Yesterday was Ash Wednesday. What that means is that we are now in Lent. We are now in the wilderness. But today is also Valentine's Day. When I went to the grocery store this afternoon the display case had fish literally next to chocolate covered strawberries. How ironic. Today the secular media bombards us with "love images": lips, Cupid, hearts, roses and anything imaginable that's pink or red. However if you want to see an image of real love, true love, look a a crucifix. Love is sacrifice. And that is what Lent is all about: loving more through sacrifice. We have to change ourselves if we wish to change the world around us. The Church in Her infinite wisdom gives us three weapons for this battle: prayer, fasting, and alms giving. This Lenten sacrifice for me is about giving your time to God (prayer); giving your addiction to God (fasting); giving to others as you would to God (charity/alms giving).
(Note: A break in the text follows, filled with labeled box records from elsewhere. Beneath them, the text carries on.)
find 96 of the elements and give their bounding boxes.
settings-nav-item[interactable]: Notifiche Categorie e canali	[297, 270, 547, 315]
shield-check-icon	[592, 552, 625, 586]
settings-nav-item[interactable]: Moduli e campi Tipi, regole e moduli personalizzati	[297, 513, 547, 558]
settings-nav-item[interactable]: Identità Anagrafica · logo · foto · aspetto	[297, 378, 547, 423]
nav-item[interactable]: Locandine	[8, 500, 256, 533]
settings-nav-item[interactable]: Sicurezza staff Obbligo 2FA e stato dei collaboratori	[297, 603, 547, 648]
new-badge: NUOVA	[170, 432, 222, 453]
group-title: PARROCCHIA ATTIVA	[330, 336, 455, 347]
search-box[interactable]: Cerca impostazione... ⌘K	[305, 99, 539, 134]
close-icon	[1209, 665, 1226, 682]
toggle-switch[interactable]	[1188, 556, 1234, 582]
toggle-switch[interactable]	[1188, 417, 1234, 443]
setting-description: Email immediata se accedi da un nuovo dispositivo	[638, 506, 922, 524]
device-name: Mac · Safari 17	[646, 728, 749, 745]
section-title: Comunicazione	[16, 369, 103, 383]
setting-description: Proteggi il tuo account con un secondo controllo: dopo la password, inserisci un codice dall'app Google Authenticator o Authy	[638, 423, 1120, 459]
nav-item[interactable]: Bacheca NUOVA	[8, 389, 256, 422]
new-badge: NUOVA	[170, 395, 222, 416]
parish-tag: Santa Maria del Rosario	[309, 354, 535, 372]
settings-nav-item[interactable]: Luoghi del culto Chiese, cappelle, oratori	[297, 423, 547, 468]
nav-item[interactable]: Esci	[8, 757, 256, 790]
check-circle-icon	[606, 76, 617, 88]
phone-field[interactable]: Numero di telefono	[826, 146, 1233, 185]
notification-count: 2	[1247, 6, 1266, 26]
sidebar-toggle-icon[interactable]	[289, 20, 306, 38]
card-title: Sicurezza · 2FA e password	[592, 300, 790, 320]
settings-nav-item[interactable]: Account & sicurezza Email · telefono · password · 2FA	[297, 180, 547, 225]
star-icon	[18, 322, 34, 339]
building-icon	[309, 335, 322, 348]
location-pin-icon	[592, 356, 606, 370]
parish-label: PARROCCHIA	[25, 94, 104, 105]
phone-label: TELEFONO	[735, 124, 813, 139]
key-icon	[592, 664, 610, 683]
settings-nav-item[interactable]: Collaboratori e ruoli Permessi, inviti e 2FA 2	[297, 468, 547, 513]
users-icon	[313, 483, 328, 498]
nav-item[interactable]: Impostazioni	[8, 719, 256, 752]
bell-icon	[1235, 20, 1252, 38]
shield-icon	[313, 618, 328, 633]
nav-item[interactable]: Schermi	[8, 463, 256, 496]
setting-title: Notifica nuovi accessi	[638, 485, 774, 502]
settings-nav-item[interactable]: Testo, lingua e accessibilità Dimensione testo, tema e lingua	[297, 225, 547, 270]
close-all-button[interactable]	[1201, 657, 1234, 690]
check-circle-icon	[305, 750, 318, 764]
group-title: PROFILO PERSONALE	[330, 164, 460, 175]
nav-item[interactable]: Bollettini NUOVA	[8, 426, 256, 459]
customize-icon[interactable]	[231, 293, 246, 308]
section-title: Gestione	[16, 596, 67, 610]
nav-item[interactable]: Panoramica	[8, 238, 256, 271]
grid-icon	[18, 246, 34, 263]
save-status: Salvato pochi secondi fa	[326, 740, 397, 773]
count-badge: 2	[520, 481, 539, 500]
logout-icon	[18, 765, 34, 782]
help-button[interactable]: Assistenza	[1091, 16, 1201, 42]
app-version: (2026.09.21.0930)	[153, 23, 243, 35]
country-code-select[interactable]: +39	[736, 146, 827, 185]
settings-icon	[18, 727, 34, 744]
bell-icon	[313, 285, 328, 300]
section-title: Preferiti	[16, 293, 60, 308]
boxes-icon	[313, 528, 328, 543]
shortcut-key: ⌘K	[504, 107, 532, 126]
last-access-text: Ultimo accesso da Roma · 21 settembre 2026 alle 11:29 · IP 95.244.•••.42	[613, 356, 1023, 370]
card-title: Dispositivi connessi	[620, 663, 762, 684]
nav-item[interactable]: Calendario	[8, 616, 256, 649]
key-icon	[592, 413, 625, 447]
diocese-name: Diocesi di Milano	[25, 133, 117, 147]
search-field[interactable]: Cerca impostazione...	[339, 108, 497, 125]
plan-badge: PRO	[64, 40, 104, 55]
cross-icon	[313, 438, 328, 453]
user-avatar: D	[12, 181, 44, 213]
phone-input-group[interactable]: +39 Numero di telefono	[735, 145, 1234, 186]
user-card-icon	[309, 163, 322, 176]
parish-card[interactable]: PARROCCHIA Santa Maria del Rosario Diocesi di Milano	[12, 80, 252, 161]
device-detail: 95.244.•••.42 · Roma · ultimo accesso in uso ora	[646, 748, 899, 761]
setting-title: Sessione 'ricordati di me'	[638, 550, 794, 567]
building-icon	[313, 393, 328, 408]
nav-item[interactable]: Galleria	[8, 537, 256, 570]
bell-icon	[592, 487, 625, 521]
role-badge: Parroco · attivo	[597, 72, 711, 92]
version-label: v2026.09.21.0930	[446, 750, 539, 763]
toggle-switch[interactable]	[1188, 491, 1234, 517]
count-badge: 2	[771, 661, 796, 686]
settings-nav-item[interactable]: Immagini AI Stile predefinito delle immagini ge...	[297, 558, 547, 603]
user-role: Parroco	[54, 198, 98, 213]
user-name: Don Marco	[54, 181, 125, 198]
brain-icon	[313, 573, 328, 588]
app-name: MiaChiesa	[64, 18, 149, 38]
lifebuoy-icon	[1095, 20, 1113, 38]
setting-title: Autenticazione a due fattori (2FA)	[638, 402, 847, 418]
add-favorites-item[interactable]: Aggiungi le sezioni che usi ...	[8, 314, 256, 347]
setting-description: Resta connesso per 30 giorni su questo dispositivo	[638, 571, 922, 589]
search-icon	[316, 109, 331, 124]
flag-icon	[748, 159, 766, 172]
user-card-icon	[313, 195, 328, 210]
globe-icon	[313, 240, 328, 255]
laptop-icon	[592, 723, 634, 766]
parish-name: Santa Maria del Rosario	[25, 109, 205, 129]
At the beginning of every Mass we confess our sins. Before we move on to the glorious sacrifice of the Mass- we acknowledge that we are sinners. To move forward in the spiritual life we first have to realize our own bankruptness. That's how we should start Lent as well. As I was looking through my notes of previous thoughts from previous Lents, I came across this note. It's a note that I had wrote about 2 years ago when I had fallen in the sin of pornography. This note helps me realize that I am a broken man. It is from there my Lenten journey must truly begin:
Today I fell. It wasn't abrupt or out of no where; in hindsight, it was a progression of events that should have screamed to me. Triggers. At the beginning of the week- I got relaxed. Almost bragging, I thought, "I got this in the bag". Gods grace only comes to the humble. We cannot receive it when we are puffed up. We receive his divine life only when we stoop down in humility to receive it. I feel discouraged, beat, ashamed. But that's not what the Lord wants for me- he wants me to be humble. And so therefore, I will pick myself up and conitnue the race. Like a river I will never stop. I'll keep flowing to my goal. Sometimes slow and sometimes fast but never stoping. Always flowing, never bothered by what's trying to dam me up. I've got a goal and a end and I must progress on. The first step is to make a heartfelt act of contrition:
O my God, I am heartily sorry for having offended You, and I detest all my sins because of Your just punishments, but most of all because they offend You, my God, Who are all-good and deserving of all my love. I firmly resolve, with the help of Your grace, to sin no more and to avoid the unnecessary occasions of sin. Amen.
The next thing I know I must do is go to confession. One, confessing ones sins, is a sign of humility. Second, the sacrament of confession is a personal encounter with our Lord Jesus Christ and a fountain of healing and grace. I need grace.